The dean summoned Elmer to his gloomy house on the edge of the campus—it was a house which smelled of cabbage and wet ashes—and demanded:
“Gantry, just what is this business about you and some girl at Schoenheim?”
“Why, Dean,” in hurt rectitude, “I’m engaged to a fine young lady there—daughter of one of my deacons.”
“Well, that’s good. It’s better to marry than to burn—or at least so it is stated in the Scriptures. Now I don’t want any monkey-business about this. A preacher must walk circumspectly. You must shun the very appearance of evil. I hope you’ll love and cherish her, and seems to me it would be well not only to be engaged to her but even to marry her. Thaddeldo.”
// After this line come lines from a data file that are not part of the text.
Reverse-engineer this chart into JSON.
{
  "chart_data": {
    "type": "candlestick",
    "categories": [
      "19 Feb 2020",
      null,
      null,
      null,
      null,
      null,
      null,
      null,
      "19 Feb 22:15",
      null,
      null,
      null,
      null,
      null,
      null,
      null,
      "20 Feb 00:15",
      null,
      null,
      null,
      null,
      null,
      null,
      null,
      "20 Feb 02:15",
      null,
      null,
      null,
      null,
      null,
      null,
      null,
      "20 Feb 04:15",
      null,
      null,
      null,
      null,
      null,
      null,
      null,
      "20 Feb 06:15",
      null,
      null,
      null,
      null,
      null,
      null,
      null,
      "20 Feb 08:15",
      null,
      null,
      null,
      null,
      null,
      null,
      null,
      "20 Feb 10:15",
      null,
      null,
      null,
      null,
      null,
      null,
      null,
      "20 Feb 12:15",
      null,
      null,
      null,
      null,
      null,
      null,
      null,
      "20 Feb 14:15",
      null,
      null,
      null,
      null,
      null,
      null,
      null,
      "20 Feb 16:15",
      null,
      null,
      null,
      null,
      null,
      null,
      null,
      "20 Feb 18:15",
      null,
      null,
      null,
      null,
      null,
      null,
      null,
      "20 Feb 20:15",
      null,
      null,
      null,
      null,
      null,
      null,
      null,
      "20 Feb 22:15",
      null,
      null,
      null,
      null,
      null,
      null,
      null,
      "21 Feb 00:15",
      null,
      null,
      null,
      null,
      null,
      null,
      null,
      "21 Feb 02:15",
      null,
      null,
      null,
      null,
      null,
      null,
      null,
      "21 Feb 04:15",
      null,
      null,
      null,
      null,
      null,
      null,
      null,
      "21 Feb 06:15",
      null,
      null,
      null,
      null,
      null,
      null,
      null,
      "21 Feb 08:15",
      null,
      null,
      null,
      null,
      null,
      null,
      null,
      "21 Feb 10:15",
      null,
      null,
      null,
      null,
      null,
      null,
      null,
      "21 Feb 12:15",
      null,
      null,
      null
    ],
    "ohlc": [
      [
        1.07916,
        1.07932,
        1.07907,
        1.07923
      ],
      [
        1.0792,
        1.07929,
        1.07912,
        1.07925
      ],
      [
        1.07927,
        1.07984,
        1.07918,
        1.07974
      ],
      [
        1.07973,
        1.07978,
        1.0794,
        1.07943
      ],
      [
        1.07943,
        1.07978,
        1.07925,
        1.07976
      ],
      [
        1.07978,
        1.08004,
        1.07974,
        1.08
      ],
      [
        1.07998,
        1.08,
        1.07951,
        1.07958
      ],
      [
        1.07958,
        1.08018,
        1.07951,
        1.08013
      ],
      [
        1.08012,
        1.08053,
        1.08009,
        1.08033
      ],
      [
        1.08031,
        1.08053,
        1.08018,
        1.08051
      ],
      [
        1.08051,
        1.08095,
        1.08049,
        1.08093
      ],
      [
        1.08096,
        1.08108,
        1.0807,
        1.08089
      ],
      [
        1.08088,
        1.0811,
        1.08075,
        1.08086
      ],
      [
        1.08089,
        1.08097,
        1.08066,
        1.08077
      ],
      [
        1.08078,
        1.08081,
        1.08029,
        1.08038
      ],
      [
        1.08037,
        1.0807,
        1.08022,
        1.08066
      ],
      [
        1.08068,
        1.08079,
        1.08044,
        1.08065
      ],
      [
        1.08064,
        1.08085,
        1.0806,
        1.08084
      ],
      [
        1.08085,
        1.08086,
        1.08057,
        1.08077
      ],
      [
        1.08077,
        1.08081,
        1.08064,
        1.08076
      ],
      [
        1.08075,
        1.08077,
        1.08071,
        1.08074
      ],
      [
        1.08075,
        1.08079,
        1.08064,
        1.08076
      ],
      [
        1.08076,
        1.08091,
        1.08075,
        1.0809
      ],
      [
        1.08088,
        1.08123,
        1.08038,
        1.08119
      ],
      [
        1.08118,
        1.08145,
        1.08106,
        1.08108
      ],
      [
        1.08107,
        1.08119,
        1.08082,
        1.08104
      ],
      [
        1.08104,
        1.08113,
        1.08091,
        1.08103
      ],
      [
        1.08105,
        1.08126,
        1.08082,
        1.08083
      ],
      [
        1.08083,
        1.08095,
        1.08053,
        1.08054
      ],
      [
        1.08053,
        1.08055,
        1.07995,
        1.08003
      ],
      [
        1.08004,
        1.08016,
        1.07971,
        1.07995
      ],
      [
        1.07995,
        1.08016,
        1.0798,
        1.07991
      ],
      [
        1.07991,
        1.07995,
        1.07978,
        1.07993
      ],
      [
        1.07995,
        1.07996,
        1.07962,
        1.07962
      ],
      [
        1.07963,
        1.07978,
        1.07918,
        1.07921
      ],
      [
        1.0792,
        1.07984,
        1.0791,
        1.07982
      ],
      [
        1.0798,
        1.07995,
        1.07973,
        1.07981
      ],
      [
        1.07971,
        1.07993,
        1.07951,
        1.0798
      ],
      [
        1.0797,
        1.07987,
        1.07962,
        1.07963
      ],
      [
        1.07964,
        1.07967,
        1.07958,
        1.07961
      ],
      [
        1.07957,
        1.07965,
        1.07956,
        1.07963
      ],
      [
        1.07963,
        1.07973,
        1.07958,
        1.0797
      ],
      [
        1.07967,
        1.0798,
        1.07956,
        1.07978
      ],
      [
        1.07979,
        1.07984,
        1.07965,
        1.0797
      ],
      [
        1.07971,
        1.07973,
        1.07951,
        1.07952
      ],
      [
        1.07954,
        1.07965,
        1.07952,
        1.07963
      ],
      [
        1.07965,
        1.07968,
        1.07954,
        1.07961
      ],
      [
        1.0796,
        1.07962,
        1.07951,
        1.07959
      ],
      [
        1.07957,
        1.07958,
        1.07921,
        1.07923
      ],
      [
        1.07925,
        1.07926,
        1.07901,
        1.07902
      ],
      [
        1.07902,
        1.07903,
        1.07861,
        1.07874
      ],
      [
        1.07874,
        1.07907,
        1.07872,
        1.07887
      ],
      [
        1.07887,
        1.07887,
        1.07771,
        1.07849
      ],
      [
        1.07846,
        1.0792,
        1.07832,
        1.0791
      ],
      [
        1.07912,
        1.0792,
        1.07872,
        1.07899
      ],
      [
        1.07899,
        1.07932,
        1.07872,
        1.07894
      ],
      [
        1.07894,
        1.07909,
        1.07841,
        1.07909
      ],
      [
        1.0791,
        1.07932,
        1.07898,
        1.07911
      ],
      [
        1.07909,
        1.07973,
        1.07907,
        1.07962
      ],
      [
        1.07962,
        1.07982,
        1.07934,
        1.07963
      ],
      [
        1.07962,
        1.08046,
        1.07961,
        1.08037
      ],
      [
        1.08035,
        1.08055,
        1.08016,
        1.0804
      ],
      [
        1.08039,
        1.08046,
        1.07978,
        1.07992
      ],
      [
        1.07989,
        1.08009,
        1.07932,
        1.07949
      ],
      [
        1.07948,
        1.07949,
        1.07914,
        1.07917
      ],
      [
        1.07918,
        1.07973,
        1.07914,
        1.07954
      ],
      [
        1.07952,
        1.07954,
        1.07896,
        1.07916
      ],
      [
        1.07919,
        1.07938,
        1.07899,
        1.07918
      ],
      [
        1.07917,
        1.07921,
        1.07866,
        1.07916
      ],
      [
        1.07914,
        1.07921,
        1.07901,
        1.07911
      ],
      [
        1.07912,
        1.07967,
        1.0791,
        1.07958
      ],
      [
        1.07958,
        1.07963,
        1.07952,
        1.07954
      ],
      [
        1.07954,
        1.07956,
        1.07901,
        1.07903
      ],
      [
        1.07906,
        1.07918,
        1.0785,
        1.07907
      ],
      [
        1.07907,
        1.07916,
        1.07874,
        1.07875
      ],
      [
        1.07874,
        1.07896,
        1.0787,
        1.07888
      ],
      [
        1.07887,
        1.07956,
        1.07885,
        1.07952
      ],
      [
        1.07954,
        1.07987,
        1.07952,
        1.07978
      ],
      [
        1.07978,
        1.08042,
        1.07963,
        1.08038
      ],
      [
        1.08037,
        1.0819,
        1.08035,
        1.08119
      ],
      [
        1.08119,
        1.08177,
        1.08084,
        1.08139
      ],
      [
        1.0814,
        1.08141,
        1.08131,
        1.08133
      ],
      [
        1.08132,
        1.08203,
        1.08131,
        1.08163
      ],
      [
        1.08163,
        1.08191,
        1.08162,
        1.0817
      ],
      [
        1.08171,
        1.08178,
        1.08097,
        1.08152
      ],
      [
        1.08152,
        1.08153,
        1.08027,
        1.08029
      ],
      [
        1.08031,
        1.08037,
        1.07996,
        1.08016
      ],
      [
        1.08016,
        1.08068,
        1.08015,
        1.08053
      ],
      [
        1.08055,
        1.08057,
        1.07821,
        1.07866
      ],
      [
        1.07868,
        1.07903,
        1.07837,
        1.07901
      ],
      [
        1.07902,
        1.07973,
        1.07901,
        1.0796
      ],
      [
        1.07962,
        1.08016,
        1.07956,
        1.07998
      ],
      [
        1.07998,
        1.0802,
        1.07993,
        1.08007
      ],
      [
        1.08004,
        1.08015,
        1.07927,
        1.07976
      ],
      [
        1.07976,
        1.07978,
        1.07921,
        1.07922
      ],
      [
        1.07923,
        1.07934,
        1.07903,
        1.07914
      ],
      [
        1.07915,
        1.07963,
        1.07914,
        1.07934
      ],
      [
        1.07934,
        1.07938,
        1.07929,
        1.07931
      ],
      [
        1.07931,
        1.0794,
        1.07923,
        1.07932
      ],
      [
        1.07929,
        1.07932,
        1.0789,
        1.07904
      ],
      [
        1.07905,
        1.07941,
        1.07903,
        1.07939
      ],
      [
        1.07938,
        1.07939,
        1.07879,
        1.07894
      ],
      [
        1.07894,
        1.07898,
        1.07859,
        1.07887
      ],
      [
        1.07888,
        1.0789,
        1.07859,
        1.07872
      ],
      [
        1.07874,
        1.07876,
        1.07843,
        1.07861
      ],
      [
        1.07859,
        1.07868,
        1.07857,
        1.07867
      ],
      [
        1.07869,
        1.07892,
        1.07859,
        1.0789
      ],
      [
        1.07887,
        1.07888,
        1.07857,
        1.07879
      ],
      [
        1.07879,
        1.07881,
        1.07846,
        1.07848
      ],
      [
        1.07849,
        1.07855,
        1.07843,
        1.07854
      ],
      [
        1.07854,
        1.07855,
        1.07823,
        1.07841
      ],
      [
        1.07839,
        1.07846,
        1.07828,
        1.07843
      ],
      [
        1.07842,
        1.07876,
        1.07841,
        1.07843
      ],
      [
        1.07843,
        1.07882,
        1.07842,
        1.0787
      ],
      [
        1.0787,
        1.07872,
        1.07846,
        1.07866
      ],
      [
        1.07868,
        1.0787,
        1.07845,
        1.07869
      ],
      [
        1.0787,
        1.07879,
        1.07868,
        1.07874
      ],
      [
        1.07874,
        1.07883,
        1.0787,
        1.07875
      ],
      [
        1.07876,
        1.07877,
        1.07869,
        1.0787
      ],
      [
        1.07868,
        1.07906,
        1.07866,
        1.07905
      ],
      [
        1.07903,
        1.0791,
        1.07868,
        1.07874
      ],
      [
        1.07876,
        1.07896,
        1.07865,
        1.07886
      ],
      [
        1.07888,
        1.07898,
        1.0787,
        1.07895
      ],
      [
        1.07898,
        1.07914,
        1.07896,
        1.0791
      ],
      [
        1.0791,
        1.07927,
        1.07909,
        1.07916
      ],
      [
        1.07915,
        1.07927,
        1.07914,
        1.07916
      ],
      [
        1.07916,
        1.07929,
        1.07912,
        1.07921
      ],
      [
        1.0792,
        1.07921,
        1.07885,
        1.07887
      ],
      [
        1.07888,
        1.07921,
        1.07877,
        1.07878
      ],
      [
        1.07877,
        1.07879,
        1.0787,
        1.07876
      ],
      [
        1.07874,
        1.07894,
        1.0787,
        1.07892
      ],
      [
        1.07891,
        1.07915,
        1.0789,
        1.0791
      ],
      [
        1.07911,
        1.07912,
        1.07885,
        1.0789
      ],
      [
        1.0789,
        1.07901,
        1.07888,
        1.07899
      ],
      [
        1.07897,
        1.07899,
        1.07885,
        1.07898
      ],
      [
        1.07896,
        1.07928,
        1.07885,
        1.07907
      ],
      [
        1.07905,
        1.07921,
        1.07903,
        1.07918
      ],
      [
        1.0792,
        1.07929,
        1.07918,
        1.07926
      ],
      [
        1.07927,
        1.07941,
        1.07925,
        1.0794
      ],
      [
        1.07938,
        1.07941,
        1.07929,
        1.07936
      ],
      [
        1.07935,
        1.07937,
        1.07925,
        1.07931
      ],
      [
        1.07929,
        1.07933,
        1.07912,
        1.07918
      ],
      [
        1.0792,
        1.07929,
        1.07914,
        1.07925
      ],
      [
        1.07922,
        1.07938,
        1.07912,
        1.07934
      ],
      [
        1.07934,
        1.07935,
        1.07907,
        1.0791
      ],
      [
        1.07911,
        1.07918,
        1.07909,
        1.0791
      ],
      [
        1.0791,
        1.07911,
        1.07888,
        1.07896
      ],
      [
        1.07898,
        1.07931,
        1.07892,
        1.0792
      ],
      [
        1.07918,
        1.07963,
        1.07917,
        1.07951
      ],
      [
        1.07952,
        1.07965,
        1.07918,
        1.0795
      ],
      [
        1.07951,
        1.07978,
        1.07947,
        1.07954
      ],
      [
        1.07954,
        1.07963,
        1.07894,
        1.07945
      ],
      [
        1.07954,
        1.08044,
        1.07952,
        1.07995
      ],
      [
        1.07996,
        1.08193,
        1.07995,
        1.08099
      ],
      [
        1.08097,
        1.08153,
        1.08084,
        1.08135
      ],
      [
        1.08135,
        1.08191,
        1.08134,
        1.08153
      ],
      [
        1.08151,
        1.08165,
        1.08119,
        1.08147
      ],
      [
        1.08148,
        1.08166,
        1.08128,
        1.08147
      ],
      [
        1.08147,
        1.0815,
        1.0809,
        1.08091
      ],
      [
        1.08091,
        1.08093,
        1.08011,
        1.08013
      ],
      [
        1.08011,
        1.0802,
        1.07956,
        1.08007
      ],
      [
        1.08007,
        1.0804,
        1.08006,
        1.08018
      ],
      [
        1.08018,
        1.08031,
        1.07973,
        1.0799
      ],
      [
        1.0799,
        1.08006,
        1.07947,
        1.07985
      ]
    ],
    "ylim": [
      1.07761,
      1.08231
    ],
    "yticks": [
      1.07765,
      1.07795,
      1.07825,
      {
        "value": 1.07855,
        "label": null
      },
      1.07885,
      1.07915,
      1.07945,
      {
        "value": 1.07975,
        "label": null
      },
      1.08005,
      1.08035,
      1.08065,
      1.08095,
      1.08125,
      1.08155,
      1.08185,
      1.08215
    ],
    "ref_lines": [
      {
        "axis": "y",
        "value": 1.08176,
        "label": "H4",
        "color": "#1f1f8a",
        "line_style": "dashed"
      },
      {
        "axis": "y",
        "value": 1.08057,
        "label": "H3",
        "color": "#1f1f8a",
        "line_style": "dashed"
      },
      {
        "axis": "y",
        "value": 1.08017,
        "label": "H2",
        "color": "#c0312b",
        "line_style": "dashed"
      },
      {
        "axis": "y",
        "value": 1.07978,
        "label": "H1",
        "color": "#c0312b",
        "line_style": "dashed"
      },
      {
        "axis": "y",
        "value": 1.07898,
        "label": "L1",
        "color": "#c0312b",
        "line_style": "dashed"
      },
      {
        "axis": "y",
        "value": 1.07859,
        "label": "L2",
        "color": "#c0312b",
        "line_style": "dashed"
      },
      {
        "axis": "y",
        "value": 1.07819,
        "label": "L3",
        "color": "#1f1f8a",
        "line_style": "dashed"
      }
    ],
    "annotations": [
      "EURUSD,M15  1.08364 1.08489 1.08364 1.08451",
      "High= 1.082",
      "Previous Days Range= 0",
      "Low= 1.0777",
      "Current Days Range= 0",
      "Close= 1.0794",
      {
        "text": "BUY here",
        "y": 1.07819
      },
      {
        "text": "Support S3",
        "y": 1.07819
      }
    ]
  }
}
“Now what the devil did he mean by that?” protested Parsifal as he went home.
VII
He had to work quickly. He had less than two months before the threatened marriage.
If he could entangle Lulu with some one? What about Floyd Naylor? The fool loved her.
He spent as much time in Schoenheim as possible, not only with Lulu but with Floyd. He played all his warm incandescence on Floyd, and turned that trusting drudge from enemy into admiring friend. One day when Floyd and he were walking together to the hand-car Elmer purred:
“Say, Floydy, some ways it’s kind of a shame Lu’s going to marry me and not you. You’re so steady and hard-working and patient. I fly off the handle too easy.”